Title:PreQ<sub>0</sub> Base, an Unusual Metabolite with Anti-cancer Activity from Streptomyces qinglanensis 172205
VOLUME: 15 ISSUE: 3
Author(s):Dongbo Xu, Min Ma, Yongfeng Liu, Ting Zhou, Kexin Wang, Zixin Deng and Kui Hong
Affiliation:School of Pharmaceutical Sciences, Wuhan University, Wuhan 430071, China.
Keywords:Anti-cancer, biosynthetic gene cluster, mangrove actinomycete, natural product, PreQ0 base.
Abstract:PreQ0 base (7-cyano-7-deazaguanine, compound 1) is the biosynthetic precursor of queuosine-tRNA
and important synthetic intermediate for bioactive compounds. It was obtained for the first time as a new natural
product from a mangrove actinomycete Streptomyces qinglanensis 172205, during the course of searching for
anti-cancer compounds from marine microbes. PreQ0 base showed anti-HeLa (IC50 = 62.0 μg/ml) and anti-HepG2
(IC50 = 80.6 μg/ml) activities, higher cytotoxicity than the positive control, fluorouracil. Furthermore, it exhibited
weak α -glucosidase inhibitory activity, but no obvious antimicrobial and Aβ1-42 fibrillation inhibitory activities.

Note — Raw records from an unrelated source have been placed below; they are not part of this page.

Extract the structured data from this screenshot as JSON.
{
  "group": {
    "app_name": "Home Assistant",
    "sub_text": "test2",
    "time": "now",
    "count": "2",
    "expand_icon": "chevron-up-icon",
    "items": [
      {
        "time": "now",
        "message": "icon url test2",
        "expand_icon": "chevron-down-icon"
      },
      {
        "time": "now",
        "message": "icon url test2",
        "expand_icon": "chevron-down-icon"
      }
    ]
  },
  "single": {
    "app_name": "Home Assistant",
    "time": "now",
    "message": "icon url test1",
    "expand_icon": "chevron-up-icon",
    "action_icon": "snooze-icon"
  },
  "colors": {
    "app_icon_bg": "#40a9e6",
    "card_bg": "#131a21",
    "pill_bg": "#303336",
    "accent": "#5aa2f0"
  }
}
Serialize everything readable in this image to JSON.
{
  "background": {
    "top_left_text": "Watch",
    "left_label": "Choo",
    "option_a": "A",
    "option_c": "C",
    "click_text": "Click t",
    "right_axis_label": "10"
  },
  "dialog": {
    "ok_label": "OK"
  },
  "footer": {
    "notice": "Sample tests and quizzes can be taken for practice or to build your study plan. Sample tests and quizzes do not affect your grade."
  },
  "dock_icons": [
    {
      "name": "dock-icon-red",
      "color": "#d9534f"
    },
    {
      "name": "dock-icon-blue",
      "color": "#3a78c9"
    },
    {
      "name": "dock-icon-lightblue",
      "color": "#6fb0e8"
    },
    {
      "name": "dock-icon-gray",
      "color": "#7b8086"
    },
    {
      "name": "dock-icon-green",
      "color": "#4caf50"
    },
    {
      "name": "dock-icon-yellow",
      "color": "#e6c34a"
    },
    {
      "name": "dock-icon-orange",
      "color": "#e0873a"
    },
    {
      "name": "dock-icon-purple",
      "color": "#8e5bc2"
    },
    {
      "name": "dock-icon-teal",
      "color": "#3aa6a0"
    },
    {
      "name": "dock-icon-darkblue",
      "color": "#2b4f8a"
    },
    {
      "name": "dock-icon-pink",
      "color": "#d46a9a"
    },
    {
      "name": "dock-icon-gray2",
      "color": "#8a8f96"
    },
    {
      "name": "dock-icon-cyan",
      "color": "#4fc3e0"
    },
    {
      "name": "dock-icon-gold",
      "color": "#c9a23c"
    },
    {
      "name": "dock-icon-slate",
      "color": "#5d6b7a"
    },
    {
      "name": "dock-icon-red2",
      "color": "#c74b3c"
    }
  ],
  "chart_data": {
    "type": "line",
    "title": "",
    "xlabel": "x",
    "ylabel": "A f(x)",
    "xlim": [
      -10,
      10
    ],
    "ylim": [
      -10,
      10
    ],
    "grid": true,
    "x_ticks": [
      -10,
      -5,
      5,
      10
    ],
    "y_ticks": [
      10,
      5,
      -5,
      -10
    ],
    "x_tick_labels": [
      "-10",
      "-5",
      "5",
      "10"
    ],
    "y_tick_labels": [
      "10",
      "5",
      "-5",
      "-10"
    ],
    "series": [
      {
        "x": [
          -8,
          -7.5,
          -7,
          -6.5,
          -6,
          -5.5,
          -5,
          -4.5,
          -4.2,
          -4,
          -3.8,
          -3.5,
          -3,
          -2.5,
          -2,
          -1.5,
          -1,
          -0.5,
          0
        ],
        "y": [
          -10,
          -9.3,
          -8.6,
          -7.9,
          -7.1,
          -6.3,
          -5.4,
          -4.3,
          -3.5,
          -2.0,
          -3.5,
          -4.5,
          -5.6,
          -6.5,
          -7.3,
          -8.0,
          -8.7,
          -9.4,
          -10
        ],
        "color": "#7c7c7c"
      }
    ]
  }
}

In silico analysis of the genome of the strain 172205 revealed a putative biosynthetic gene cluster directing the biosynthesis of PreQ0
base. The gene cluster only contained three Open Reading Frames (ORFs), queC, queD and queE. The absence of the key gene queF
encoding 7-cyano-7-deazaguanine reductase catalyzing PreQ0 base to PreQ1 base suggested that the strain only has the capacity of
accumulation of PreQ0 base as a metabolite, consistent with our observation in chemical identification.